When you create a new document in Fireworks, the new document's filename has the extension .png. You can create a new document by choosing File > New or by choosing File > Open and navigating to a PNG, JPEG, GIF, PSD, or any of several other file formats. Either way, the Fireworks PNG file becomes your source file, or working file. Any edits you perform are made to the PNG file.

When you are finished designing your artwork, you can export it to other file formats for use on the Web or in other applications. In addition, you can save the PNG file in which you've been working.

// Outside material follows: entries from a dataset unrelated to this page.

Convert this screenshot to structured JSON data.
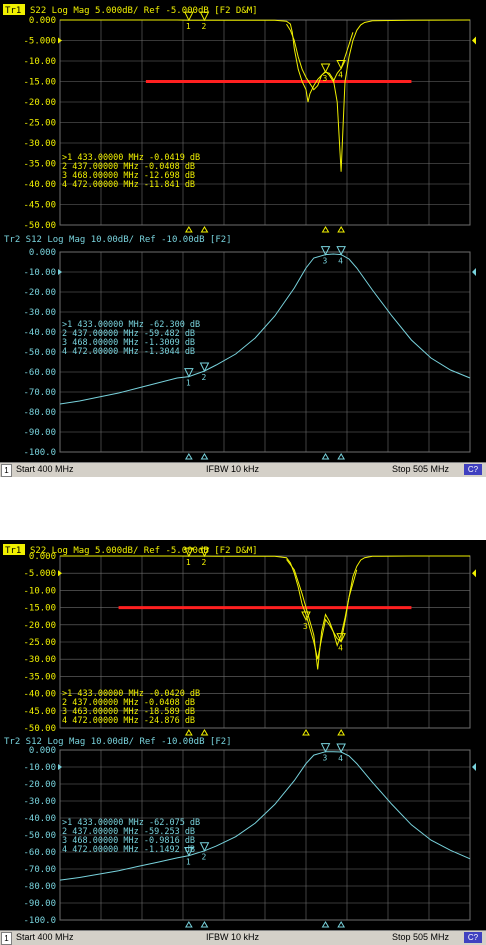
{
  "colors": {
    "background": "#000000",
    "grid": "#6e6e6e",
    "trace1": "#f0f000",
    "trace2": "#78d2dc",
    "limit_line": "#ff2020",
    "status_bar": "#d4d0c8"
  },
  "screens": [
    {
      "status": {
        "channel": "1",
        "start": "Start 400 MHz",
        "ifbw": "IFBW 10 kHz",
        "stop": "Stop 505 MHz",
        "cont_icon": "C?"
      },
      "chart_data": [
        {
          "type": "line",
          "title": "Tr1 S22 Log Mag 5.000dB/ Ref -5.000dB [F2 D&M]",
          "tr_badge": "Tr1",
          "title_rest": "S22 Log Mag 5.000dB/ Ref -5.000dB [F2 D&M]",
          "xlim": [
            400,
            505
          ],
          "ylim": [
            -50,
            0
          ],
          "y_ticks": [
            "0.000",
            "-5.000",
            "-10.00",
            "-15.00",
            "-20.00",
            "-25.00",
            "-30.00",
            "-35.00",
            "-40.00",
            "-45.00",
            "-50.00"
          ],
          "grid": true,
          "limit_line": {
            "x": [
              422,
              490
            ],
            "y": [
              -15,
              -15
            ]
          },
          "series": [
            {
              "x": [
                400,
                420,
                430,
                433,
                437,
                440,
                450,
                455,
                458,
                459,
                459.5,
                460,
                461,
                462,
                463,
                463.5,
                464,
                465,
                466,
                467,
                468,
                469,
                470,
                471,
                472,
                473,
                474,
                475,
                476,
                477,
                478,
                480,
                490,
                505
              ],
              "y": [
                0,
                0,
                0,
                -0.04,
                -0.04,
                -0.05,
                -0.06,
                -0.08,
                -0.3,
                -1.0,
                -3.0,
                -7.0,
                -12,
                -15,
                -17,
                -20,
                -18,
                -16,
                -14.5,
                -13.5,
                -12.7,
                -13,
                -14.5,
                -20,
                -37,
                -15,
                -9,
                -5,
                -2.5,
                -1.2,
                -0.6,
                -0.2,
                -0.05,
                0
              ]
            },
            {
              "x": [
                458,
                459,
                460,
                461,
                462,
                463,
                464,
                465,
                466,
                467,
                468,
                469,
                470,
                471,
                472,
                473,
                474,
                475
              ],
              "y": [
                -1,
                -2.5,
                -5,
                -9,
                -12,
                -14,
                -15.5,
                -17,
                -16,
                -13.5,
                -12.5,
                -13.5,
                -15,
                -13,
                -11.8,
                -9,
                -6,
                -3
              ]
            }
          ],
          "markers": [
            {
              "label": "1",
              "x": 433,
              "y": -0.0419,
              "value_label": "433.00000 MHz -0.0419 dB"
            },
            {
              "label": "2",
              "x": 437,
              "y": -0.0408,
              "value_label": "437.00000 MHz -0.0408 dB"
            },
            {
              "label": "3",
              "x": 468,
              "y": -12.698,
              "value_label": "468.00000 MHz -12.698 dB"
            },
            {
              "label": "4",
              "x": 472,
              "y": -11.841,
              "value_label": "472.00000 MHz -11.841 dB"
            }
          ]
        },
        {
          "type": "line",
          "title": "Tr2 S12 Log Mag 10.00dB/ Ref -10.00dB [F2]",
          "tr_badge": "",
          "title_rest": "Tr2 S12 Log Mag 10.00dB/ Ref -10.00dB [F2]",
          "xlim": [
            400,
            505
          ],
          "ylim": [
            -100,
            0
          ],
          "y_ticks": [
            "0.000",
            "-10.00",
            "-20.00",
            "-30.00",
            "-40.00",
            "-50.00",
            "-60.00",
            "-70.00",
            "-80.00",
            "-90.00",
            "-100.0"
          ],
          "grid": true,
          "series": [
            {
              "x": [
                400,
                405,
                410,
                415,
                420,
                425,
                430,
                433,
                437,
                440,
                445,
                450,
                455,
                460,
                463,
                465,
                468,
                470,
                472,
                474,
                476,
                480,
                485,
                490,
                495,
                500,
                505
              ],
              "y": [
                -76,
                -74.5,
                -72.5,
                -70.5,
                -68,
                -65.5,
                -63,
                -62.3,
                -59.5,
                -56.5,
                -51,
                -43,
                -32,
                -18,
                -8,
                -3,
                -1.3,
                -1.0,
                -1.3,
                -3.5,
                -8,
                -19,
                -32,
                -44,
                -53,
                -59,
                -63
              ]
            }
          ],
          "markers": [
            {
              "label": "1",
              "x": 433,
              "y": -62.3,
              "value_label": "433.00000 MHz -62.300 dB"
            },
            {
              "label": "2",
              "x": 437,
              "y": -59.482,
              "value_label": "437.00000 MHz -59.482 dB"
            },
            {
              "label": "3",
              "x": 468,
              "y": -1.3009,
              "value_label": "468.00000 MHz -1.3009 dB"
            },
            {
              "label": "4",
              "x": 472,
              "y": -1.3044,
              "value_label": "472.00000 MHz -1.3044 dB"
            }
          ]
        }
      ]
    },
    {
      "status": {
        "channel": "1",
        "start": "Start 400 MHz",
        "ifbw": "IFBW 10 kHz",
        "stop": "Stop 505 MHz",
        "cont_icon": "C?"
      },
      "chart_data": [
        {
          "type": "line",
          "title": "Tr1 S22 Log Mag 5.000dB/ Ref -5.000dB [F2 D&M]",
          "tr_badge": "Tr1",
          "title_rest": "S22 Log Mag 5.000dB/ Ref -5.000dB [F2 D&M]",
          "xlim": [
            400,
            505
          ],
          "ylim": [
            -50,
            0
          ],
          "y_ticks": [
            "0.000",
            "-5.000",
            "-10.00",
            "-15.00",
            "-20.00",
            "-25.00",
            "-30.00",
            "-35.00",
            "-40.00",
            "-45.00",
            "-50.00"
          ],
          "grid": true,
          "limit_line": {
            "x": [
              415,
              490
            ],
            "y": [
              -15,
              -15
            ]
          },
          "series": [
            {
              "x": [
                400,
                420,
                430,
                433,
                437,
                440,
                450,
                455,
                458,
                459,
                460,
                461,
                462,
                463,
                464,
                465,
                466,
                467,
                468,
                469,
                470,
                471,
                472,
                473,
                474,
                475,
                476,
                477,
                478,
                480,
                490,
                505
              ],
              "y": [
                0,
                0,
                0,
                -0.04,
                -0.04,
                -0.05,
                -0.06,
                -0.1,
                -0.5,
                -2,
                -5,
                -9,
                -14,
                -17,
                -21,
                -25,
                -30,
                -24,
                -18.5,
                -20,
                -22,
                -24,
                -24.9,
                -19,
                -12,
                -6,
                -3,
                -1.2,
                -0.5,
                -0.1,
                0,
                0
              ]
            },
            {
              "x": [
                458,
                460,
                462,
                464,
                465,
                466,
                467,
                468,
                469,
                470,
                471,
                472,
                473,
                474,
                476
              ],
              "y": [
                -1,
                -4,
                -11,
                -19,
                -23,
                -33,
                -22,
                -17,
                -19,
                -22,
                -26,
                -23,
                -18,
                -12,
                -4
              ]
            }
          ],
          "markers": [
            {
              "label": "1",
              "x": 433,
              "y": -0.042,
              "value_label": "433.00000 MHz -0.0420 dB"
            },
            {
              "label": "2",
              "x": 437,
              "y": -0.0408,
              "value_label": "437.00000 MHz -0.0408 dB"
            },
            {
              "label": "3",
              "x": 463,
              "y": -18.589,
              "value_label": "463.00000 MHz -18.589 dB"
            },
            {
              "label": "4",
              "x": 472,
              "y": -24.876,
              "value_label": "472.00000 MHz -24.876 dB"
            }
          ]
        },
        {
          "type": "line",
          "title": "Tr2 S12 Log Mag 10.00dB/ Ref -10.00dB [F2]",
          "tr_badge": "",
          "title_rest": "Tr2 S12 Log Mag 10.00dB/ Ref -10.00dB [F2]",
          "xlim": [
            400,
            505
          ],
          "ylim": [
            -100,
            0
          ],
          "y_ticks": [
            "0.000",
            "-10.00",
            "-20.00",
            "-30.00",
            "-40.00",
            "-50.00",
            "-60.00",
            "-70.00",
            "-80.00",
            "-90.00",
            "-100.0"
          ],
          "grid": true,
          "series": [
            {
              "x": [
                400,
                405,
                410,
                415,
                420,
                425,
                430,
                433,
                437,
                440,
                445,
                450,
                455,
                460,
                463,
                465,
                468,
                470,
                472,
                474,
                476,
                480,
                485,
                490,
                495,
                500,
                505
              ],
              "y": [
                -76.5,
                -75,
                -73,
                -71,
                -68.5,
                -66,
                -63.5,
                -62.1,
                -59.3,
                -56.5,
                -51,
                -43,
                -32,
                -18,
                -8,
                -3,
                -0.98,
                -1.0,
                -1.15,
                -3.5,
                -8,
                -19,
                -32,
                -44,
                -53,
                -59,
                -64
              ]
            }
          ],
          "markers": [
            {
              "label": "1",
              "x": 433,
              "y": -62.075,
              "value_label": "433.00000 MHz -62.075 dB"
            },
            {
              "label": "2",
              "x": 437,
              "y": -59.253,
              "value_label": "437.00000 MHz -59.253 dB"
            },
            {
              "label": "3",
              "x": 468,
              "y": -0.9816,
              "value_label": "468.00000 MHz -0.9816 dB"
            },
            {
              "label": "4",
              "x": 472,
              "y": -1.1492,
              "value_label": "472.00000 MHz -1.1492 dB"
            }
          ]
        }
      ]
    }
  ]
}
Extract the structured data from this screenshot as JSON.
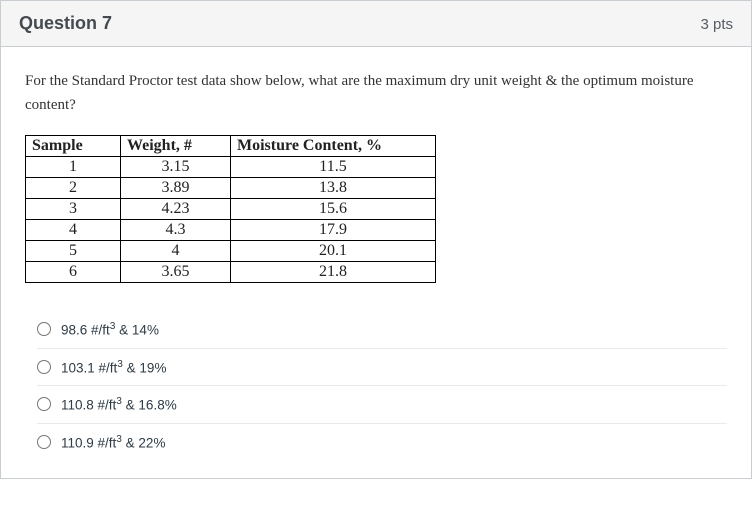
{
  "header": {
    "title": "Question 7",
    "points": "3 pts"
  },
  "prompt": "For the Standard Proctor test data show below, what are the maximum dry unit weight & the optimum moisture content?",
  "table": {
    "headers": [
      "Sample",
      "Weight, #",
      "Moisture Content, %"
    ],
    "rows": [
      [
        "1",
        "3.15",
        "11.5"
      ],
      [
        "2",
        "3.89",
        "13.8"
      ],
      [
        "3",
        "4.23",
        "15.6"
      ],
      [
        "4",
        "4.3",
        "17.9"
      ],
      [
        "5",
        "4",
        "20.1"
      ],
      [
        "6",
        "3.65",
        "21.8"
      ]
    ]
  },
  "answers": [
    {
      "html": "98.6 #/ft<sup>3</sup> & 14%"
    },
    {
      "html": "103.1 #/ft<sup>3</sup> & 19%"
    },
    {
      "html": "110.8 #/ft<sup>3</sup> & 16.8%"
    },
    {
      "html": "110.9 #/ft<sup>3</sup> & 22%"
    }
  ]
}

Working in and saving a Fireworks PNG file has the following advantages:

The source PNG file is always editable, all the time. You can go back and make additional changes even after you've exported your file for use on the Web.
If you apply a Live Effect, for example, you can go back later and remove the effect, modify it, or add new effects.
If you open an existing file of a different format, such as JPEG, and then make changes to it, your original file is protected. The changes are actually made to a Fireworks PNG file, leaving the original file unchanged.
Complex graphics can be sliced into pieces in the PNG file, and then exported as multiple files with different file formats and various optimization settings.

Technically speaking, Macromedia chose PNG (which stands for Portable Network Graphics) as the native file format for Fireworks because the format has both open source and proprietary characteristics. In most applications, the default file format is proprietary, meaning other applications can't open it. PNG, however, is an open source file format. Some graphic applications and browsers can open PNGs too. However, they can only read the graphical portion of a PNG's file information. Fireworks PNG files contain a second "chunk" of data that other applications can't read, which contains proprietary information about things like slicing, interactivity, and any Live Effects that may have been applied.